Il giudice Barbara ha così accolto la richiesta di rinvio a giudizio formulata del neo procuratore aggiunto Fabio De Pasquale e dal pm Sergio Spadaro, titolari delle indagini sulla presunta maxi tangente di 1 un miliardo e 92 milioni di dollari versata per l'acquisizione, nel 2011, del giacimento petrolifero.

Quindi, oltre a Descalzi e Scaroni, Eni e Shell, sono stati mandati a processo per corruzione internazionale, anche tre manager del 'Cane a sei zampè, tra cui l'allora capo della divisione Esplorazioni, Roberto Casula, e l'ex dirigente
nell'area del Sahara Vincenzo Armanna. E poi tre persone ritenute intermediarie tra cui Luigi Bisignani e Gianfranco
Falcioni, uomo d'affari e ai tempi vice console onorario in Nigeria, quattro manager della compagnia petrolifera olandese, tra i quali Malcolm Brinded e anche l'ex ministro nigeriano Dan Etete.

Secondo i pm, come ricostruito negli atti, sarebbe stato l'allora a.d Scaroni a dare «il placet all'intermediazione di
Obi» Emeka , presunto intermediario nigeriano delle mazzette (a processo in abbreviato con un altro presunto intermediario Gianluca Di Nardo), «proposta da Bisignani e invitando Descalzi», all'epoca dg della divisione Exploration & Production Eni, «ad adeguarsi». Sia Scaroni che Descalzi poi secondo l'accusa, avrebbero incontrato «il presidente» nigeriano Jonathan Goodluck «per definire l'affare». Una ricostruzione che le difese, assieme ai loro assistiti, hanno sempre respinto. Ora la parola passa al Tribunale.

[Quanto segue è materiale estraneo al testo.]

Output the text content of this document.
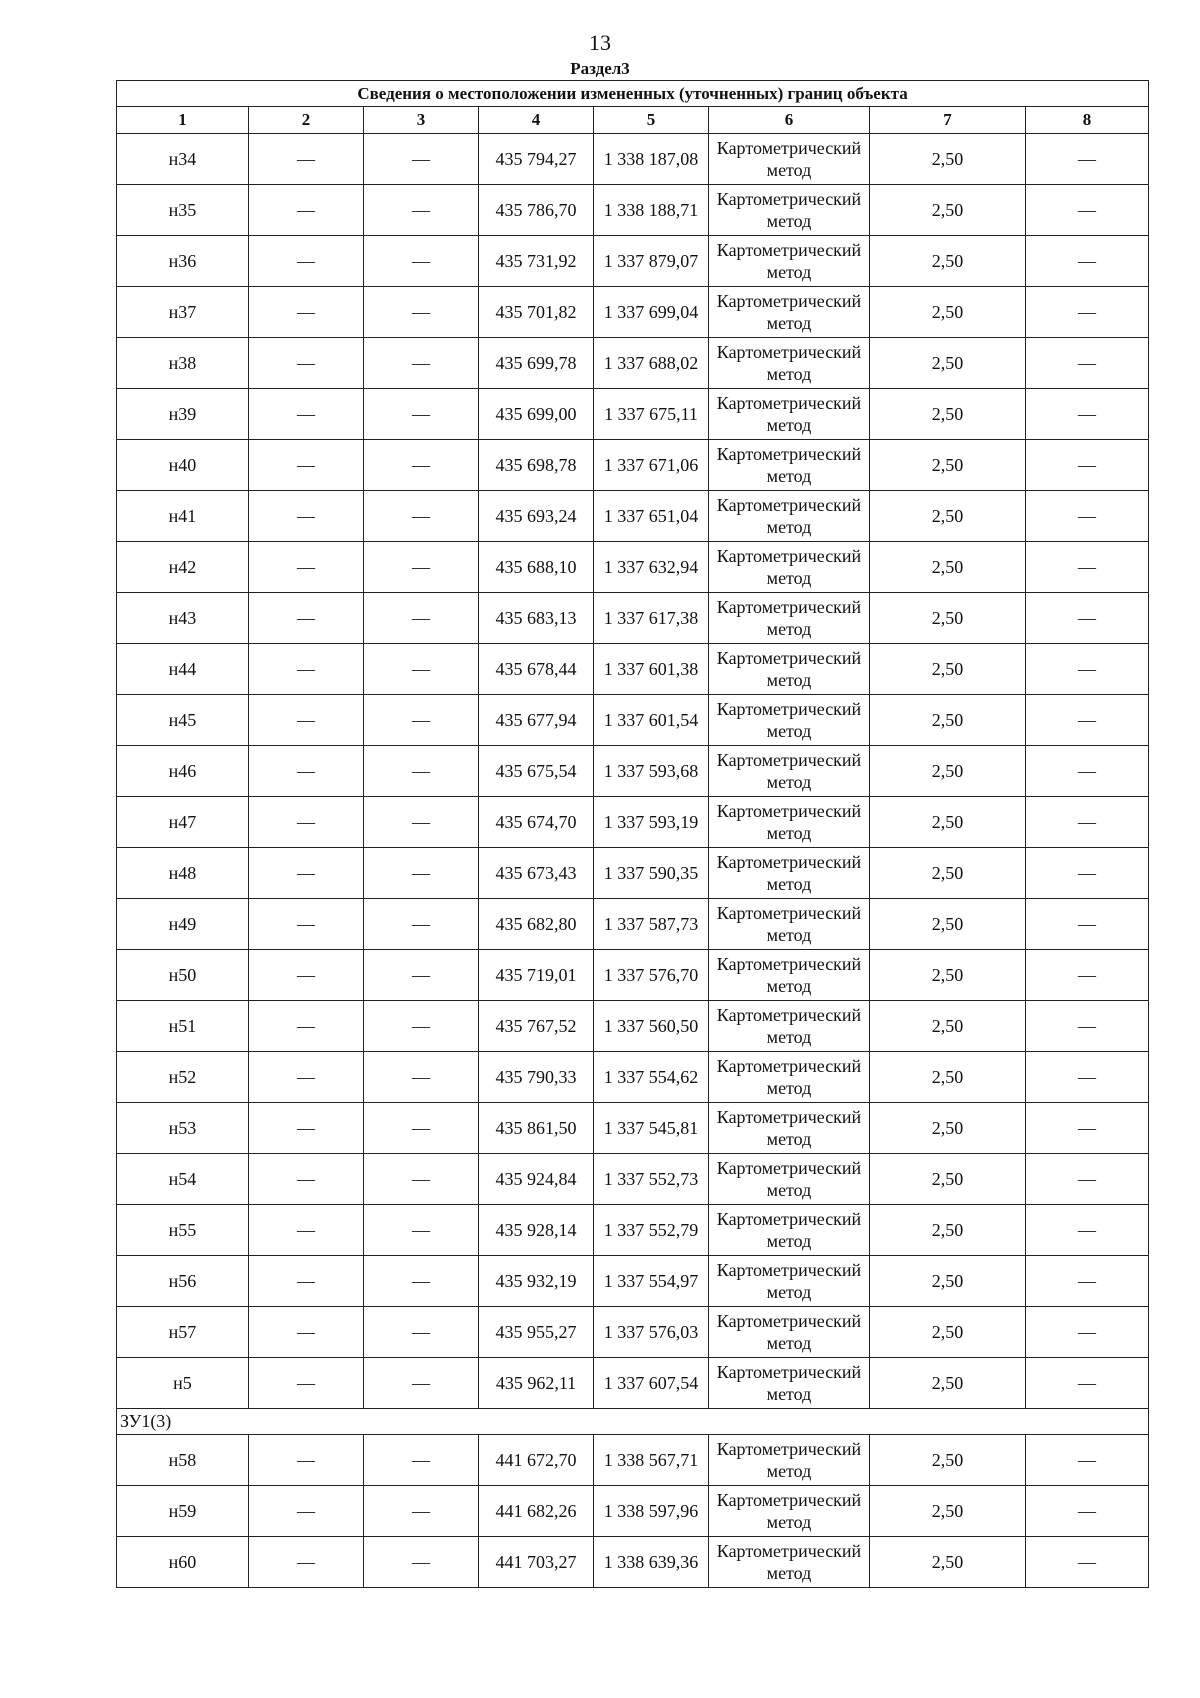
13
Раздел3
Сведения о местоположении измененных (уточненных) границ объекта							
1	2	3	4	5	6	7	8
н34	—	—	435 794,27	1 338 187,08	Картометрический метод	2,50	—
н35	—	—	435 786,70	1 338 188,71	Картометрический метод	2,50	—
н36	—	—	435 731,92	1 337 879,07	Картометрический метод	2,50	—
н37	—	—	435 701,82	1 337 699,04	Картометрический метод	2,50	—
н38	—	—	435 699,78	1 337 688,02	Картометрический метод	2,50	—
н39	—	—	435 699,00	1 337 675,11	Картометрический метод	2,50	—
н40	—	—	435 698,78	1 337 671,06	Картометрический метод	2,50	—
н41	—	—	435 693,24	1 337 651,04	Картометрический метод	2,50	—
н42	—	—	435 688,10	1 337 632,94	Картометрический метод	2,50	—
н43	—	—	435 683,13	1 337 617,38	Картометрический метод	2,50	—
н44	—	—	435 678,44	1 337 601,38	Картометрический метод	2,50	—
н45	—	—	435 677,94	1 337 601,54	Картометрический метод	2,50	—
н46	—	—	435 675,54	1 337 593,68	Картометрический метод	2,50	—
н47	—	—	435 674,70	1 337 593,19	Картометрический метод	2,50	—
н48	—	—	435 673,43	1 337 590,35	Картометрический метод	2,50	—
н49	—	—	435 682,80	1 337 587,73	Картометрический метод	2,50	—
н50	—	—	435 719,01	1 337 576,70	Картометрический метод	2,50	—
н51	—	—	435 767,52	1 337 560,50	Картометрический метод	2,50	—
н52	—	—	435 790,33	1 337 554,62	Картометрический метод	2,50	—
н53	—	—	435 861,50	1 337 545,81	Картометрический метод	2,50	—
н54	—	—	435 924,84	1 337 552,73	Картометрический метод	2,50	—
н55	—	—	435 928,14	1 337 552,79	Картометрический метод	2,50	—
н56	—	—	435 932,19	1 337 554,97	Картометрический метод	2,50	—
н57	—	—	435 955,27	1 337 576,03	Картометрический метод	2,50	—
н5	—	—	435 962,11	1 337 607,54	Картометрический метод	2,50	—
ЗУ1(3)							
н58	—	—	441 672,70	1 338 567,71	Картометрический метод	2,50	—
н59	—	—	441 682,26	1 338 597,96	Картометрический метод	2,50	—
н60	—	—	441 703,27	1 338 639,36	Картометрический метод	2,50	—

Massima fiducia del consiglio di amministrazione di Eni all'amministratore delegato Descalzi. Il board, spiega una nota, dopo aver preso atto della decisione del Giudice per l'udienza preliminare del Tribunale di Milano che ha disposto il rinvio a giudizio della società, del suo amministratore delegato e di alcuni manager per il reato di corruzione internazionale in relazione alla vicenda dell'acquisizione nel 2011 di una quota nella licenza denominata OPL 245 in Nigeria, ha confermato la massima fiducia nell'amministratore delegato sulla sua totale estraneità alle ipotesi di reato contestate e, in generale, sul ruolo di capo azienda.

Il cda di Eni, anche sulla base di una valutazione degli esiti delle verifiche svolte da consulenti indipendenti incaricati di esaminare tutti gli atti e la documentazione depositata a chiusura delle indagini della Procura di Milano nel 2016, ha confermato la fiducia circa la estraneità di Eni alle condotte corruttive contestate in relazione alla richiamata vicenda.

Eni esprime piena fiducia nella giustizia e nel fatto che il procedimento giudiziario accerterà e confermerà la correttezza ed integrità del proprio operato.